Parenting

If You Cheat, Should You Confess Or Keep Quiet?

by Leigh Anderson

This summer’s Ashley Madison hack prompted a national conversation on infidelity: who’s cheating, if they’re getting caught and how. (A searchable database of cheaters’ email addresses certainly makes the “getting caught” part simpler.) The news that followed close on the heels of the scandal—that there were virtually no women on the site—made the revelations even more delicious: Despicable men were conned into paying money to correspond with a robot and then humiliated publicly. It made for a rather satisfying story.

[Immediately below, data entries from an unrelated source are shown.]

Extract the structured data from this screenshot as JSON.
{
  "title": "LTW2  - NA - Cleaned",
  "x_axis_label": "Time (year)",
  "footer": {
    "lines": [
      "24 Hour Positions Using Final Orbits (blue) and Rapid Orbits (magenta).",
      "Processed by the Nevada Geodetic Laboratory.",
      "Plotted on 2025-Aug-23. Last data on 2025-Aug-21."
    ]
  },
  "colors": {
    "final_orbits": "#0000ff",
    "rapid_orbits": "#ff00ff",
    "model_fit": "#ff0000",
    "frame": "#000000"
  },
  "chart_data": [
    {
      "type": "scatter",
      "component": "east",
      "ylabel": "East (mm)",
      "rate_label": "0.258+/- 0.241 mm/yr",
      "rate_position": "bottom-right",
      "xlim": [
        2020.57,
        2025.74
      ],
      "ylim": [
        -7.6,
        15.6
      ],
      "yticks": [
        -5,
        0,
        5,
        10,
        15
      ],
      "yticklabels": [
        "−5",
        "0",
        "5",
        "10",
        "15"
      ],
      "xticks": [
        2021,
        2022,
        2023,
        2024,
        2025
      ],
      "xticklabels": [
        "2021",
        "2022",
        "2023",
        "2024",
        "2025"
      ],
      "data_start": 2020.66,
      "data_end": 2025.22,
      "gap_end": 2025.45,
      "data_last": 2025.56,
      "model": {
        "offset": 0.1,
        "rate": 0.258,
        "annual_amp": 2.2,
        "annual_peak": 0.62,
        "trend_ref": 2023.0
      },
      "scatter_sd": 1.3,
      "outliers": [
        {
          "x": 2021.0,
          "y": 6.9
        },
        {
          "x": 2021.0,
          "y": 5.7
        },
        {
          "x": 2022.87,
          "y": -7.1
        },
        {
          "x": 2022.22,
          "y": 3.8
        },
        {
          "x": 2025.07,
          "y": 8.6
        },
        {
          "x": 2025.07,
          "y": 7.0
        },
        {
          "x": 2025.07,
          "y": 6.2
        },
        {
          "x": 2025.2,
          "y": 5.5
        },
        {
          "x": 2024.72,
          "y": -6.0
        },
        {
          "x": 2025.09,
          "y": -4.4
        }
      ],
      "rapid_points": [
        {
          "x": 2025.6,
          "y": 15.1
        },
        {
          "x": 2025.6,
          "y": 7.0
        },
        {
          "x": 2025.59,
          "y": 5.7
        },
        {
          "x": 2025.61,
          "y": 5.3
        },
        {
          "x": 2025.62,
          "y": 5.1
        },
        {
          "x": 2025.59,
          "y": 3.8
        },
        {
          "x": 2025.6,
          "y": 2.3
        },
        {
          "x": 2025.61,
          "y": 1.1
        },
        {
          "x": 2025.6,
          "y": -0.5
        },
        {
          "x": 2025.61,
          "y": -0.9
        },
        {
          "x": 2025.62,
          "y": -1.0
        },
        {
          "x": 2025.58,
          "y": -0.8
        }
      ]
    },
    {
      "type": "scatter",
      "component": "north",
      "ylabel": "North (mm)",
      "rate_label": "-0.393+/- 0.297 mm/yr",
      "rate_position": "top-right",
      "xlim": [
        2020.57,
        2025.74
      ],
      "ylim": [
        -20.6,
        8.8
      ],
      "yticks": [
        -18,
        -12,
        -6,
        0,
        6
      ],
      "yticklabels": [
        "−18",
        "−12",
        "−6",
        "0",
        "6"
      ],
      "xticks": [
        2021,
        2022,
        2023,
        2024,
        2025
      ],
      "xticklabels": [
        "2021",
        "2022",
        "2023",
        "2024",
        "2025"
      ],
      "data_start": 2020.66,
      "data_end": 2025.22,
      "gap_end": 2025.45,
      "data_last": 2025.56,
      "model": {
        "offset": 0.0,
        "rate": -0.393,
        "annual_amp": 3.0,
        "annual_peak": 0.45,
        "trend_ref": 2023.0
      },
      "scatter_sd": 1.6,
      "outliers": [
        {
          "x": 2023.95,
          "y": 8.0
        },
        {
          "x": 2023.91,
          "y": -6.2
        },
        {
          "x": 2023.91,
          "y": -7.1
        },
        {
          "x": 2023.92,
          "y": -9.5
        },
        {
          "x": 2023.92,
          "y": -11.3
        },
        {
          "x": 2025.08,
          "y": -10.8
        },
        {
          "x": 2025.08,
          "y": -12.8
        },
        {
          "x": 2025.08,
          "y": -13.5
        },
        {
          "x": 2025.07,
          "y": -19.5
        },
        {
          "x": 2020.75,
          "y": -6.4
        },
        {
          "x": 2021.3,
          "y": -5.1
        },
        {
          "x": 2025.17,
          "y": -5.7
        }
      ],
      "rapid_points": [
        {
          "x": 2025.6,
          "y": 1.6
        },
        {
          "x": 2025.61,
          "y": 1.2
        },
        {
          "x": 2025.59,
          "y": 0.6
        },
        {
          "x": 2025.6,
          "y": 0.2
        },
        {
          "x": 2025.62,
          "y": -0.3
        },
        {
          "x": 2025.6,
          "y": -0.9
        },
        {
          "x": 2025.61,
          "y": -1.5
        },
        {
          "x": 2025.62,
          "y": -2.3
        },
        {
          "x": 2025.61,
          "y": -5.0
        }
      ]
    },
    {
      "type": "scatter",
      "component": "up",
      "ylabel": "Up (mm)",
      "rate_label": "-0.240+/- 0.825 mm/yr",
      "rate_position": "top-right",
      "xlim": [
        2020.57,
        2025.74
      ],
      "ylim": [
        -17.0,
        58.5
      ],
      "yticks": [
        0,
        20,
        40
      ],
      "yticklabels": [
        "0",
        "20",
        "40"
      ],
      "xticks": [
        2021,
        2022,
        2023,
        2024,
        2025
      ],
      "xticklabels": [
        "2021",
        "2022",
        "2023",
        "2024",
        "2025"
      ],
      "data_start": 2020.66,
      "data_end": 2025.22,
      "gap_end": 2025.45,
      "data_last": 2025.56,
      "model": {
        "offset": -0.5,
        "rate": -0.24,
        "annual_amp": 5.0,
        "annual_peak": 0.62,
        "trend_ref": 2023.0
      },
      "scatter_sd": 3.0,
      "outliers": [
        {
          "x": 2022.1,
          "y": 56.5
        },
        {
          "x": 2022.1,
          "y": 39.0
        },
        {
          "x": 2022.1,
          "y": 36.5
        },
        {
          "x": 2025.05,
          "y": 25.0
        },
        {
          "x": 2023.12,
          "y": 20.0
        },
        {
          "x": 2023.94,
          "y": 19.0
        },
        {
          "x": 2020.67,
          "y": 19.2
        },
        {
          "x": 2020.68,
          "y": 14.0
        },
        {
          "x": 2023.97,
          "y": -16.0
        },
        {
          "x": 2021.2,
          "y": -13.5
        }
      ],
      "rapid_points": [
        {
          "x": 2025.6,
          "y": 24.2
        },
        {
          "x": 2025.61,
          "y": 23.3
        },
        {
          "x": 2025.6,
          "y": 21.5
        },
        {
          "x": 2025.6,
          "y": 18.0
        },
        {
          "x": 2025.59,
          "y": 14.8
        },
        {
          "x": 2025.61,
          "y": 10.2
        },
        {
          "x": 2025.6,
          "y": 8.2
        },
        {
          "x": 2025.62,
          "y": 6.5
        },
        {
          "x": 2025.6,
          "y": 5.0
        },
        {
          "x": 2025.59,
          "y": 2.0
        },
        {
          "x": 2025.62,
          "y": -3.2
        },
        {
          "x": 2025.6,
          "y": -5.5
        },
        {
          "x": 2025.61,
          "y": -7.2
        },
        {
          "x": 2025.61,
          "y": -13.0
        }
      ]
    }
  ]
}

As much as Ashley Madison might have made us feel that there was a “brave new world” of cheating—as efficient as Match.com, completely ethics-agnostic—I’ve always felt that, instinctively, infidelity is more often a crime of opportunity than premeditation. I just finished Curtis Sittenfeld’s Sisterland, which, without giving away too much, is an exploration of how an ordinary woman in even a happy marriage might be tempted to stray.

The few friends of mine who’ve confided about infidelity, either their own or their husbands’, always describe an affair partner who was just…there, always available, like a work colleague, and the temptation became too much to resist. It’s hard to imagine someone deciding to have an affair in advance of meeting a potential candidate. I mean, I think most people can sympathize with, or at least understand, being attracted to someone other than your spouse, but paying a website to introduce you to possible candidates? That’s creepy and gross.

So what happens to couples who’ve weathered affairs—do their marriages last? Does how the guilty party handles the revelation matter? It turns out that it does, says Elizabeth Bernstein, writing for The Wall Street Journal. In the wake of the Ashley Madison scandal, Bernstein reports that marriage counselors have been seeing an uptick in clients asking for advice on how to handle their infidelities: Should they confess or keep mum, living in fear that the secret will someday be revealed?

Bernstein’s advice: Out yourself before someone else does, or before your spouse finds some electronic evidence that you’ve cheated. According to Bernstein, “In our current world, where the most-private information—from home addresses and credit card numbers to secret emails and sexual fantasies—are just one hack away from becoming public, the chance of being found out has escalated. As the Ashley Madison hack has shown, the Internet is the modern version of the proverbial lipstick on the collar. You never know when a trace of your misdeed might appear and give you away.”

While the cheating spouse might weigh the marriage-busting step of confessing, Bernstein argues that you’re never going to get away with it anyway, so telling your partner the truth might be your best bet for saving your marriage. Even before electronic data became a trail of bread crumbs for a suspicious spouse, most affairs came to light: Bernstein cites a 2007 survey that showed that only 32 percent of male cheaters and 39 percent of female cheaters said their spouse had definitely not discovered the affair.

So the question becomes one of damage control. Bernstein notes that in a 2001 study published in the Journal of Social and Personal Relationships, researchers established that there are four ways spouses discover an affair: 1) the cheater tells them, unprompted; 2) the suspicious spouse asks, and the cheater comes clean; 3) the cheater is caught in the act; or 4) a third party clues in the spouse.

Of these four possibilities, the first is the best route to reconciliation. In the study of 115 couples, 43.5 percent of the couples in the first scenario—unprompted ‘fessing up—said the marriage ended, compared to 68 percent of the marriages in the “third party” scenario, 83 percent in the “caught in the act” scenario and 86 percent in the “confronted” scenario. Apparently, the humiliation of being gas-lighted, having someone else tell you your spouse is cheating, or catching them in the act compounds the damage of the affair alone.

The takeaway from the summer of Ashley Madison? Don’t cheat—especially don’t cheat with robots. But if you do, spill the beans before someone spills them for you.